No. Compressing and storing producer gas is too dangerous and would not be cost effective because it has very low energy density. Power Pallets are not able to output gas without the engine’s suction and heat, which are essential features of its operation.

It will depend on the specifics of your use case. The PP30 features a stainless steel 88-gallon hopper, which usually lasts from 6-10 hours. However, if using a low-density feedstock and running at maximum power output (25 kW), the hopper may be emptied in as little as 2 hours. The exact runtime will depend on your load and the density and moisture content of your feedstock. You can estimate the impact of the moisture by increasing the standard consumption of 1 kg of dry (0% moisture) feedstock per 1 kWh based on the moisture content of your feedstock. For example, a 10% moisture feedstock would change the conversion rate to 1.1 kg of feedstock per 1 kWh, 20% to 1.2 kg/kWh, and 30% to 1.3 kg/kWh.

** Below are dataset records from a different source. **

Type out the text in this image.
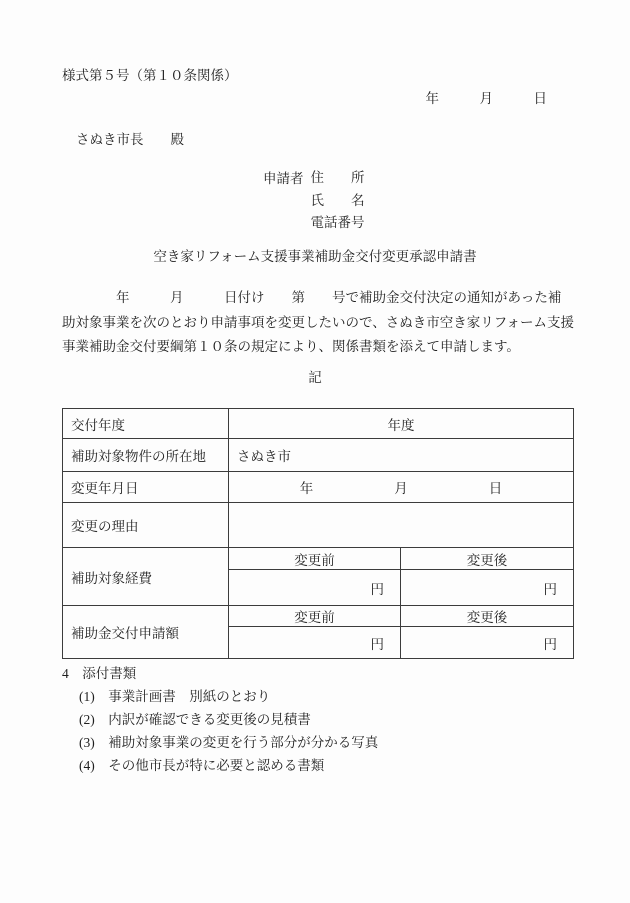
様式第５号（第１０条関係）
年　　　月　　　日
さぬき市長　　殿
申請者 住　　所
氏　　名
電話番号
空き家リフォーム支援事業補助金交付変更承認申請書
　　　　年　　　月　　　日付け　　第　　号で補助金交付決定の通知があった補
助対象事業を次のとおり申請事項を変更したいので、さぬき市空き家リフォーム支援
事業補助金交付要綱第１０条の規定により、関係書類を添えて申請します。
記
交付年度	年度	
補助対象物件の所在地	さぬき市	
変更年月日	年　　　　　　月　　　　　　日	
変更の理由		
補助対象経費	変更前	変更後
	円	円
補助金交付申請額	変更前	変更後
	円	円
4　添付書類
(1)　事業計画書　別紙のとおり
(2)　内訳が確認できる変更後の見積書
(3)　補助対象事業の変更を行う部分が分かる写真
(4)　その他市長が特に必要と認める書類
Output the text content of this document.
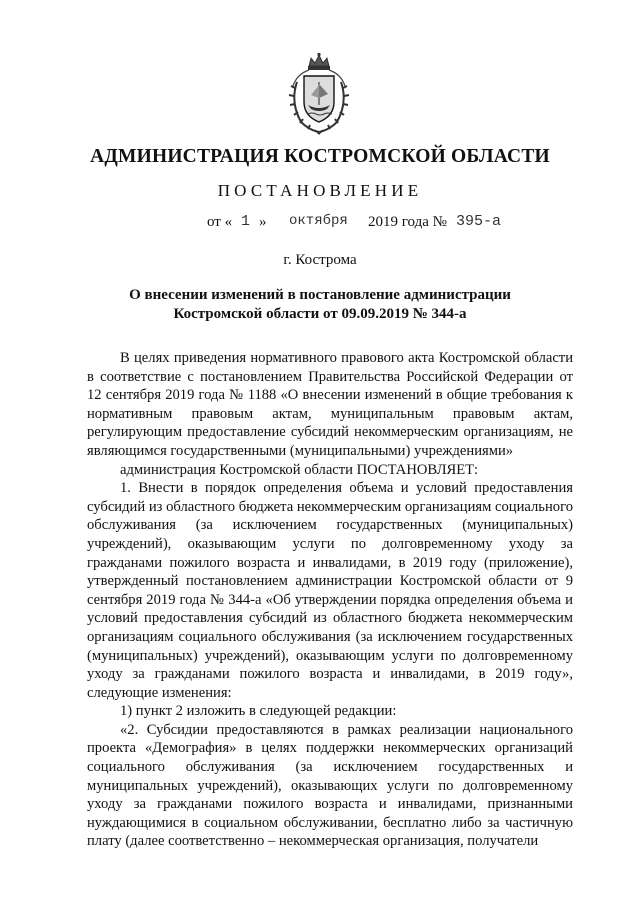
АДМИНИСТРАЦИЯ КОСТРОМСКОЙ ОБЛАСТИ
ПОСТАНОВЛЕНИЕ
от « 1 » октября 2019 года № 395-а
г. Кострома
О внесении изменений в постановление администрации
Костромской области от 09.09.2019 № 344-а

В целях приведения нормативного правового акта Костромской области в соответствие с постановлением Правительства Российской Федерации от 12 сентября 2019 года № 1188 «О внесении изменений в общие требования к нормативным правовым актам, муниципальным правовым актам, регулирующим предоставление субсидий некоммерческим организациям, не являющимся государственными (муниципальными) учреждениями»

администрация Костромской области ПОСТАНОВЛЯЕТ:

1. Внести в порядок определения объема и условий предоставления субсидий из областного бюджета некоммерческим организациям социального обслуживания (за исключением государственных (муниципальных) учреждений), оказывающим услуги по долговременному уходу за гражданами пожилого возраста и инвалидами, в 2019 году (приложение), утвержденный постановлением администрации Костромской области от 9 сентября 2019 года № 344-а «Об утверждении порядка определения объема и условий предоставления субсидий из областного бюджета некоммерческим организациям социального обслуживания (за исключением государственных (муниципальных) учреждений), оказывающим услуги по долговременному уходу за гражданами пожилого возраста и инвалидами, в 2019 году», следующие изменения:

1) пункт 2 изложить в следующей редакции:

«2. Субсидии предоставляются в рамках реализации национального проекта «Демография» в целях поддержки некоммерческих организаций социального обслуживания (за исключением государственных и муниципальных учреждений), оказывающих услуги по долговременному уходу за гражданами пожилого возраста и инвалидами, признанными нуждающимися в социальном обслуживании, бесплатно либо за частичную плату (далее соответственно – некоммерческая организация, получатели
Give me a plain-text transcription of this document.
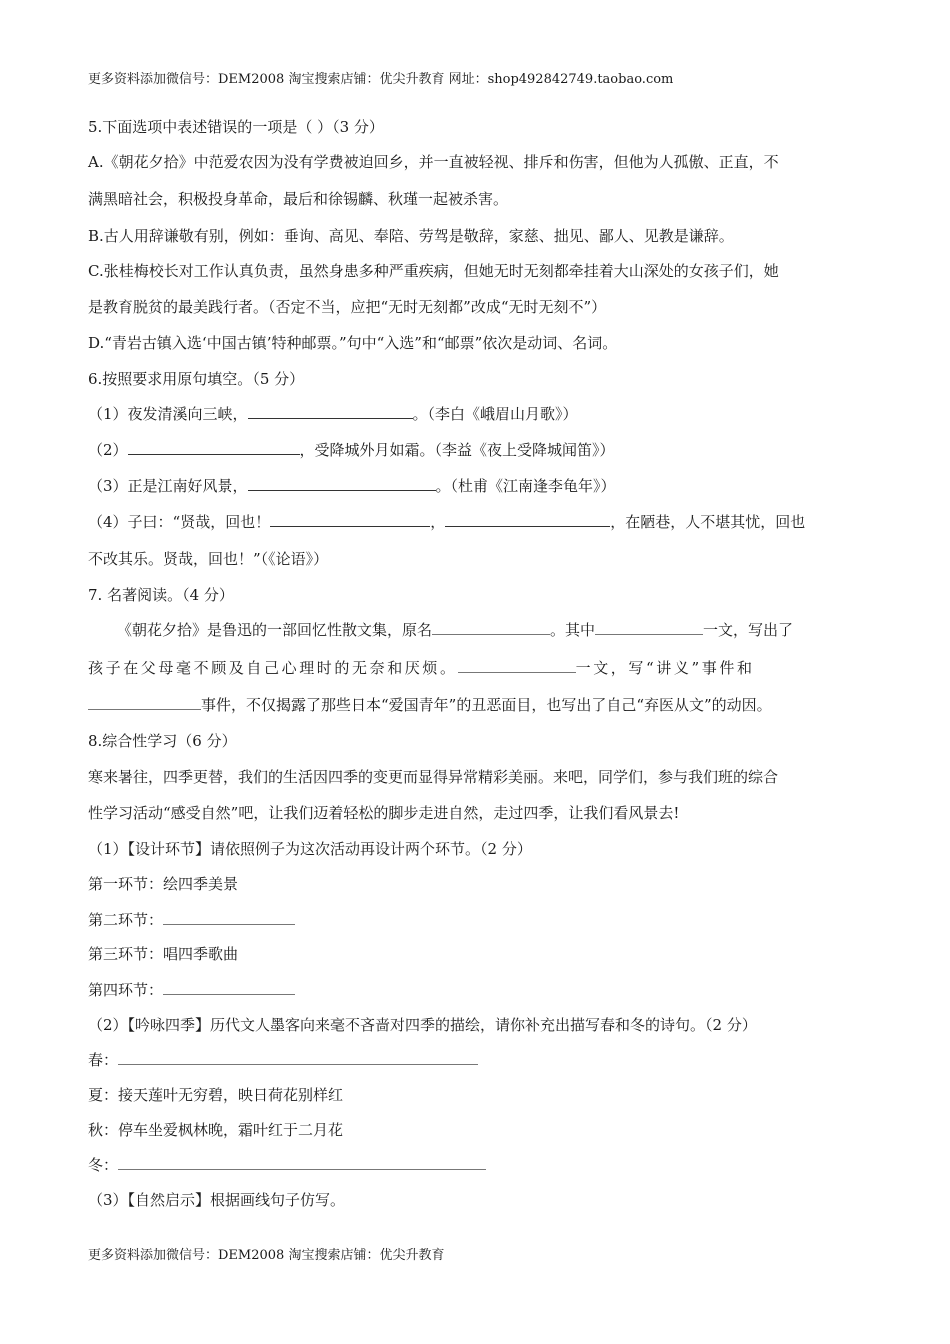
更多资料添加微信号：DEM2008 淘宝搜索店铺：优尖升教育 网址：shop492842749.taobao.com
5.下面选项中表述错误的一项是（ ）（3 分）
A.《朝花夕拾》中范爱农因为没有学费被迫回乡，并一直被轻视、排斥和伤害，但他为人孤傲、正直，不
满黑暗社会，积极投身革命，最后和徐锡麟、秋瑾一起被杀害。
B.古人用辞谦敬有别，例如：垂询、高见、奉陪、劳驾是敬辞，家慈、拙见、鄙人、见教是谦辞。
C.张桂梅校长对工作认真负责，虽然身患多种严重疾病，但她无时无刻都牵挂着大山深处的女孩子们，她
是教育脱贫的最美践行者。（否定不当，应把“无时无刻都”改成“无时无刻不”）
D.“青岩古镇入选‘中国古镇’特种邮票。”句中“入选”和“邮票”依次是动词、名词。
6.按照要求用原句填空。（5 分）
（1）夜发清溪向三峡，	。（李白《峨眉山月歌》）
（2）	，受降城外月如霜。（李益《夜上受降城闻笛》）
（3）正是江南好风景，	。（杜甫《江南逢李龟年》）
（4）子曰：“贤哉，回也！	，	，在陋巷，人不堪其忧，回也
不改其乐。贤哉，回也！”（《论语》）
7. 名著阅读。（4 分）
《朝花夕拾》是鲁迅的一部回忆性散文集，原名	。其中	一文，写出了
孩子在父母毫不顾及自己心理时的无奈和厌烦。	一文，写“讲义”事件和
事件，不仅揭露了那些日本“爱国青年”的丑恶面目，也写出了自己“弃医从文”的动因。
8.综合性学习（6 分）
寒来暑往，四季更替，我们的生活因四季的变更而显得异常精彩美丽。来吧，同学们，参与我们班的综合
性学习活动“感受自然”吧，让我们迈着轻松的脚步走进自然，走过四季，让我们看风景去!
（1）【设计环节】请依照例子为这次活动再设计两个环节。（2 分）
第一环节：绘四季美景
第二环节：
第三环节：唱四季歌曲
第四环节：
（2）【吟咏四季】历代文人墨客向来毫不吝啬对四季的描绘，请你补充出描写春和冬的诗句。（2 分）
春：
夏：接天莲叶无穷碧，映日荷花别样红
秋：停车坐爱枫林晚，霜叶红于二月花
冬：
（3）【自然启示】根据画线句子仿写。
更多资料添加微信号：DEM2008 淘宝搜索店铺：优尖升教育
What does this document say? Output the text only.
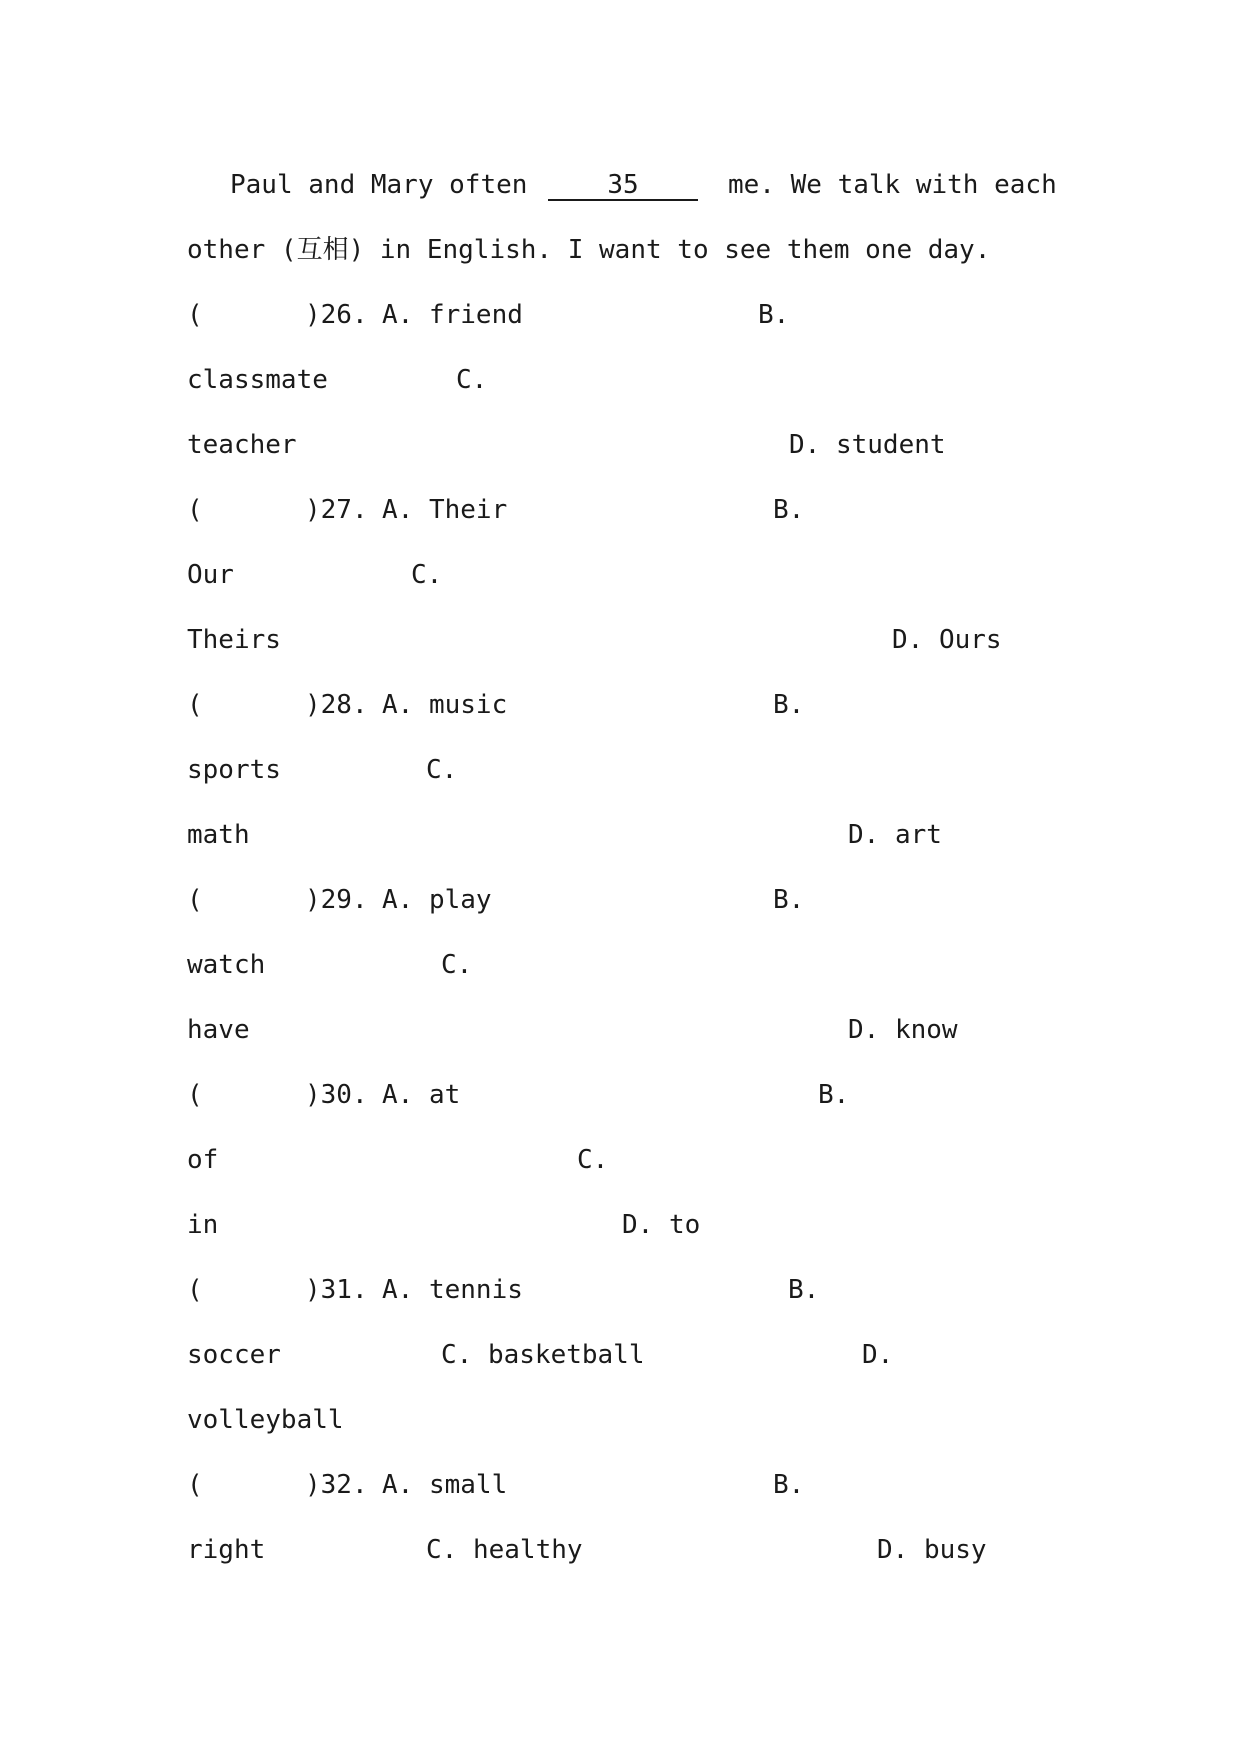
Paul and Mary often

	35

	me. We talk with each

other (互相) in English. I want to see them one day.

(

	)26.

A. friend

	B.

classmate

	C.

teacher

	D. student

(

	)27.

A. Their

	B.

Our

	C.

Theirs

	D. Ours

(

	)28.

A. music

	B.

sports

	C.

math

	D. art

(

	)29.

A. play

	B.

watch

	C.

have

	D. know

(

	)30.

A. at

	B.

of

	C.

in

	D. to

(

	)31.

A. tennis

	B.

soccer

	C. basketball

	D.

volleyball

(

	)32.

A. small

	B.

right

	C. healthy

	D. busy
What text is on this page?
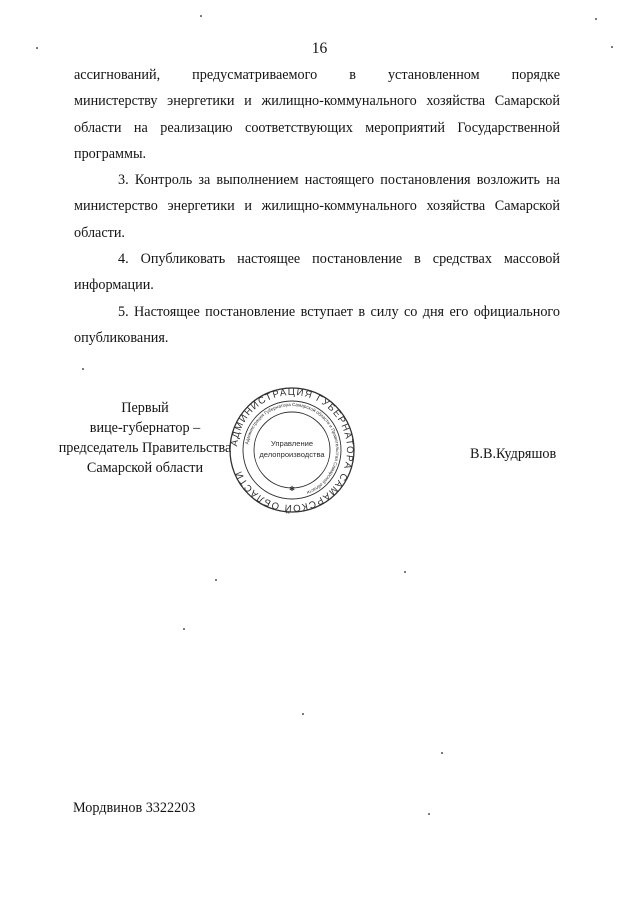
16

ассигнований, предусматриваемого в установленном порядке

министерству энергетики и жилищно-коммунального хозяйства Самарской

области на реализацию соответствующих мероприятий Государственной

программы.

3. Контроль за выполнением настоящего постановления возложить на министерство энергетики и жилищно-коммунального хозяйства Самарской области.

4. Опубликовать настоящее постановление в средствах массовой информации.

5. Настоящее постановление вступает в силу со дня его официального опубликования.

Первый
вице-губернатор –
председатель Правительства
Самарской области
АДМИНИСТРАЦИЯ ГУБЕРНАТОРА САМАРСКОЙ ОБЛАСТИ
Администрация Губернатора Самарской области и Правительства Самарской области
Управление
делопроизводства
✱
В.В.Кудряшов
Мордвинов 3322203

The following are the most common maintenance tasks that must be performed on a Power Pallet to keep it running smoothly:

  • Refill the hopper when the feedstock runs low. (This is for those who are manually refilling the hopper, not for users of the continuous feed hopper lid.) This must be done quickly when machine is running (1-3 minutes) because the hopper must remain sealed to maintain the vacuum pressure which powers the suction of gases through the machine. This may happen several times per run session if you are powering a high load.
  • Empty the ash collection vessel (ACV). The ACV needs to be emptied daily. The Power Pallet cannot be running while emptying the ash due to the intense heat coming from the reactor and the potential for mixing oxygen with hot, flammable gases. Therefore the Power Pallet must be permitted to cool down to a safe handling temperature before the ACV can be emptied. How often this must be done depends on the electrical load on the generator and the kind of feedstock you are using. At high loads, the ACV should be able to handle at least an 8 hour session. At more moderate loads, the ACV should be able to handle 16 hour sessions. Regardless of the load, the ACV should be emptied daily.
  • Empty the cyclone dust can. This can, which collects charcoal dust that the cyclone separates out of the gas, needs to be emptied daily. This also requires the machine to be turned off and cooled down. We recommend emptying the cyclone jar when you empty the ash.

Optional Accessories:

Continuous Feed Airlock System

To eliminate manual refilling of the hopper, ALL Power Labs is now offering a Continuous Feed Airlock as an option on all Power Pallets. Controlled by an Electronic Control Unit (ECU) with an array of sensors, this system allows a store of feedstock at ground level to be automatically fed, via a standard agricultural feed transport (not included), into the hopper through an automated gate valve on the hopper lid. The horizontal motion of the linear drive operating the gate valve is converted into a vertical sealing force by an innovative leaf spring system, ensuring an airtight seal and reliable operation.Included in the systems are the automated gate valve assembly, the custom ECU, upper and lower level sensors and wiring harness.
Using an open-source processor with an APL-designed circuit board, the ECU reads data from the sensors installed in the hopper and opens the gate valve when the feedstock is low, then signals the motorized feed transport to reload the hopper. Once it detects the hopper is full, the ECU shuts off the feed transport (not included) then closes the gate valve. This smart automation also reads gate position and motor-current sensors to assure safe operation for both operators and the Power Pallet. If problems are detected, the ECU will set the Continuous Feed system into various safe and stable modes and trigger alarms to alert the operator.